Province broke its own rules for approving luxury marina lease
B.C. Ombudsperson investigation found government did not adequately consult, inform public
Provincial government officials failed to follow their own rules for allocating Crown land when they approved leases for a luxury yacht marina in Victoria's Inner Harbour, the B.C. Ombudsperson has concluded in a new report.
The Victoria International Marina aims to finish construction this spring, in time for a world championship sailing regatta at the end of May.
The 2008 announcement of the marina proposal encountered strong opposition from local residents, kayakers and others who feared the harbour would become overcrowded. The Ombudsperson's report focused on complaints about the handling of the water lease application by the B.C. ministry of forests, lands, natural resource operations and rural development.
Public interest not explained
"The Ministry did not provide enough information to the public about the decision that the government had to make, what factors it would and would not consider," Ombudsperson Jay Chalke told On the Island's Khalil Akhtar. "Furthermore it didn't meet its own policy, for transparency, to post decisions on its website until five years after the decision was made."
Even after government belatedly posted the marina decision, Chalke said, it did not give adequate reasons to show how the decision was in the public interest.
The Ombudsperson said while the ministry conducted public consultation on the water lease and took that input into consideration in its decision, the process was not "perfect."
Chalke said he recommended the ministry should complete a rigorous analysis before launching public consultation on how to get good information so that the public can understand why they're being consulted and what decision the ministry is making.
In the report, entitled From Stem to Stern: Crown Land Allocation and the Victoria International Marina, Chalke also found fault with the way the water lease was awarded for a 45-year term, rather than following the policy of a maximum 30-year term for marinas.

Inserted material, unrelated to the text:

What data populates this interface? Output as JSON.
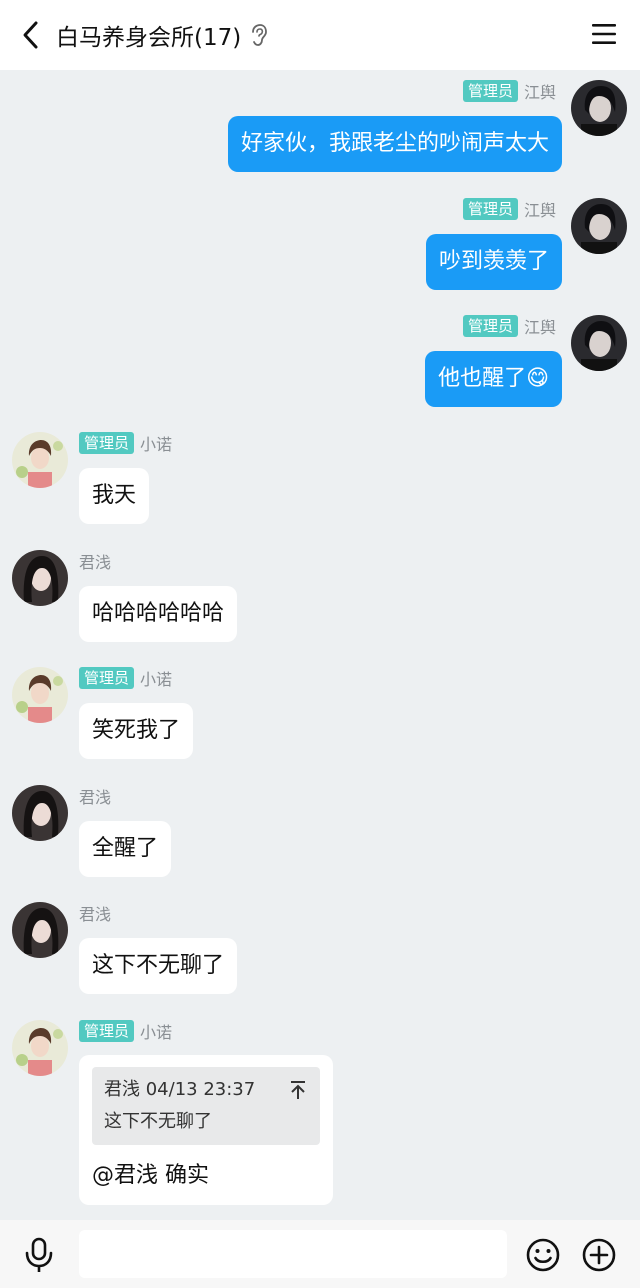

Chalke said the ministry chose a middle point between the policy and the marina developer's request for a 60-year lease.
"There should be proper guidance for ministry decision-makers of the criteria they should apply to determine the length of a lease," Chalke said.
The flaws the Ombudsperson found in the handling of the Victoria marina lease will make no difference to that project now as it nears completion.
However, Chalke said, the eight recommendations in his report have already been accepted by the B.C. government and his office will monitor this to ensure the changes are implemented.